I wired the fastigiated yew in this year as it was losing its shape. It’s about 14 feet tall now, which is not a good height to be trying to get a loop of wire around it. Looks better for it though and the narrower I can keep it the longer it can stay. The other conifer is the ironically named Lawson cypress ‘Little Spire’.

january-view-2017-3

Looking back the other way it is clear that my Schefflera taiwaniana is going to make taking this shot from the same place impossible in a couple of years. The deciduous tree just right of centre is Magnolia Heaven Scent, below it Camellia ‘Bob Hope’. The prominent grass is Chionochloa rubra.

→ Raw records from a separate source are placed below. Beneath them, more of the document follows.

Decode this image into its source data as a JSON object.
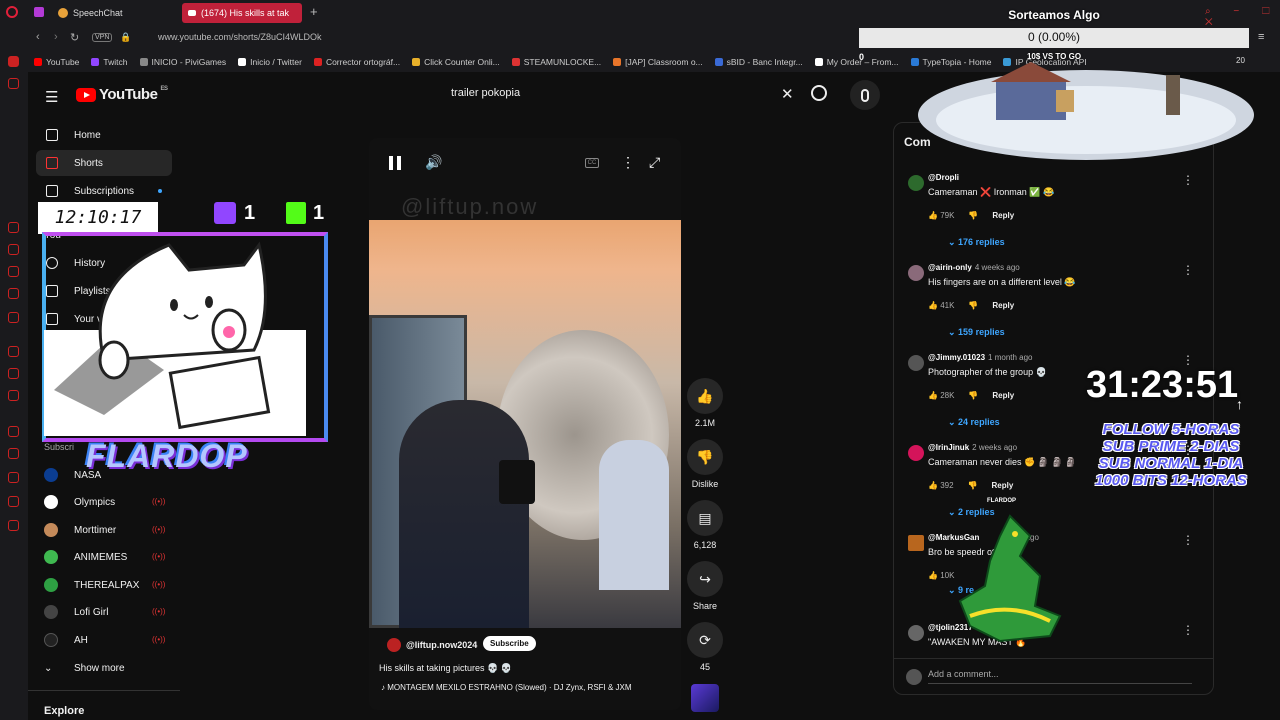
{
  "browser": {
    "tabs": [
      {
        "label": "SpeechChat",
        "active": false
      },
      {
        "label": "(1674) His skills at tak",
        "active": true
      }
    ],
    "url": "www.youtube.com/shorts/Z8uCI4WLDOk",
    "vpn": "VPN",
    "bookmarks": [
      "YouTube",
      "Twitch",
      "INICIO - PiviGames",
      "Inicio / Twitter",
      "Corrector ortográf...",
      "Click Counter Onli...",
      "STEAMUNLOCKE...",
      "[JAP] Classroom o...",
      "sBID - Banc Integr...",
      "My Order – From...",
      "TypeTopia - Home",
      "IP Geolocation API"
    ],
    "bookmarks_count": "20"
  },
  "header": {
    "logo_text": "YouTube",
    "logo_region": "ES",
    "search_value": "trailer pokopia"
  },
  "sidebar": {
    "main": [
      {
        "label": "Home",
        "icon": "home-icon"
      },
      {
        "label": "Shorts",
        "icon": "shorts-icon"
      },
      {
        "label": "Subscriptions",
        "icon": "subscriptions-icon"
      }
    ],
    "you_label": "You",
    "you_items": [
      {
        "label": "History",
        "icon": "history-icon"
      },
      {
        "label": "Playlists",
        "icon": "playlists-icon"
      },
      {
        "label": "Your vi",
        "icon": "your-videos-icon"
      }
    ],
    "subscriptions_label": "Subscri",
    "subscriptions": [
      {
        "label": "NASA",
        "color": "#0b3d91"
      },
      {
        "label": "Olympics",
        "color": "#ffffff"
      },
      {
        "label": "Morttimer",
        "color": "#c48a5a"
      },
      {
        "label": "ANIMEMES",
        "color": "#3fb950"
      },
      {
        "label": "THEREALPAX",
        "color": "#2ea043"
      },
      {
        "label": "Lofi Girl",
        "color": "#444444"
      },
      {
        "label": "AH",
        "color": "#222222"
      }
    ],
    "show_more": "Show more",
    "explore": "Explore"
  },
  "video": {
    "channel": "@liftup.now2024",
    "subscribe": "Subscribe",
    "title": "His skills at taking pictures 💀 💀",
    "music": "MONTAGEM MEXILO ESTRAHNO (Slowed) · DJ Zynx, RSFI & JXM",
    "watermark": "@liftup.now"
  },
  "actions": [
    {
      "label": "2.1M",
      "icon": "like-icon"
    },
    {
      "label": "Dislike",
      "icon": "dislike-icon"
    },
    {
      "label": "6,128",
      "icon": "comments-icon"
    },
    {
      "label": "Share",
      "icon": "share-icon"
    },
    {
      "label": "45",
      "icon": "remix-icon"
    }
  ],
  "comments": {
    "heading": "Com",
    "items": [
      {
        "author": "@Dropli",
        "time": "",
        "text": "Cameraman ❌ Ironman ✅ 😂",
        "likes": "79K",
        "replies": "176 replies",
        "color": "#2d6a2d"
      },
      {
        "author": "@airin-only",
        "time": "4 weeks ago",
        "text": "His fingers are on a different level 😂",
        "likes": "41K",
        "replies": "159 replies",
        "color": "#8a6a7a"
      },
      {
        "author": "@Jimmy.01023",
        "time": "1 month ago",
        "text": "Photographer of the group 💀",
        "likes": "28K",
        "replies": "24 replies",
        "color": "#555555"
      },
      {
        "author": "@IrinJinuk",
        "time": "2 weeks ago",
        "text": "Cameraman never dies ✊ 🗿 🗿 🗿",
        "likes": "392",
        "replies": "2 replies",
        "color": "#d4145a"
      },
      {
        "author": "@MarkusGan",
        "time": "s ago",
        "text": "Bro be speedr          otos",
        "likes": "10K",
        "replies": "9 re",
        "color": "#b8661e"
      },
      {
        "author": "@tjolin2317",
        "time": "",
        "text": "\"AWAKEN MY MAST 🔥",
        "likes": "",
        "replies": "",
        "color": "#666666"
      }
    ],
    "add_placeholder": "Add a comment...",
    "reply_label": "Reply"
  },
  "overlays": {
    "sorteo_title": "Sorteamos Algo",
    "sorteo_progress": "0 (0.00%)",
    "sorteo_min": "0",
    "sorteo_goal": "10$ VS TO GO",
    "clock": "12:10:17",
    "twitch_count": "1",
    "kick_count": "1",
    "streamer": "FLARDOP",
    "timer": "31:23:51",
    "promo": [
      "FOLLOW 5-HORAS",
      "SUB PRIME 2-DIAS",
      "SUB NORMAL 1-DIA",
      "1000 BITS 12-HORAS"
    ],
    "mini_label": "FLARDOP"
  }
}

On a smaller scale I have snowdrops flowering. I like snowdrops could never become a fanatic. Mine are doubles, I don’t know their name. If I didn’t keep inadvertently digging them up they’d be doing rather better. I have some nice Cyclamen coums still in pots and needing planting. The two double Hellebores I bought last year are back, which is good, and not entirely healthy looking, which is bad.

hellebore

Looking slightly battered, such that most of its flower display is on the ground, is my Camellia ‘Minato-no-akebono’. I have a somewhat unhealthy obsession with Camellias; unhealthy because there are an awful lot of them, they grow large and I have a pretty small garden. It does force a high level of selectivity on me though and Minato is a very pretty single with lovely scent. I don’t mean the somewhat heavy oily scent of the sasanquas, this is a light and fresh true perfume. When it has finished flowering the new growth will be bright red for a couple of months. It’s a cracker.

fallen-flowers

camellia-minato-no-akebono-8

As ever, my motivation to put finger to keyboard is to be part of the Patient Gardener’s end of month meme where there will be links to other participants.

 

 

6 thoughts on “End of month view – January 2017

    1. The autumn/winter flowering camellias, usually called sasanquas, have an aroma, somewhat oily to my mind. The varieties that are japonica x lutchuensis hybrids have a real perfume. Not widely available unfortunately.

      Liked by 1 person

      1. Thank you for the info Jim. I shall now go about sniffing at the camellias. Scent is so welcome in the winter. All the best. Karen

        Like

  1. Your garden looks interesting with lots of corners and curves to make it a garden to travel through rather than see from one spot, which I like. Should should be able to keep the Yew to the size and shape you want quite easily with pruning.

    Like

  2. Lots of colour and interest despite it being January. I plant my snowdrops around the base of shrubs and perennials where I am unlikely to dig, although of course this doesn’t prevent me changing my mind about where shrubs and perennials are planted. You could square off the top of the conifer to make it more architectural and keep it under control

    Like

    1. I’m reluctant to take the top off the yew because I don’t want it getting any wider. The fastigiate forms are tricky to keep narrow because all the branches are vertical; if I took 3 inches off all round there would be almost nothing left. You’re right about the snowdrops; they were around a tree which is no longer there. I should have moved them when I got rid of the tree and stated growing dahlias instead.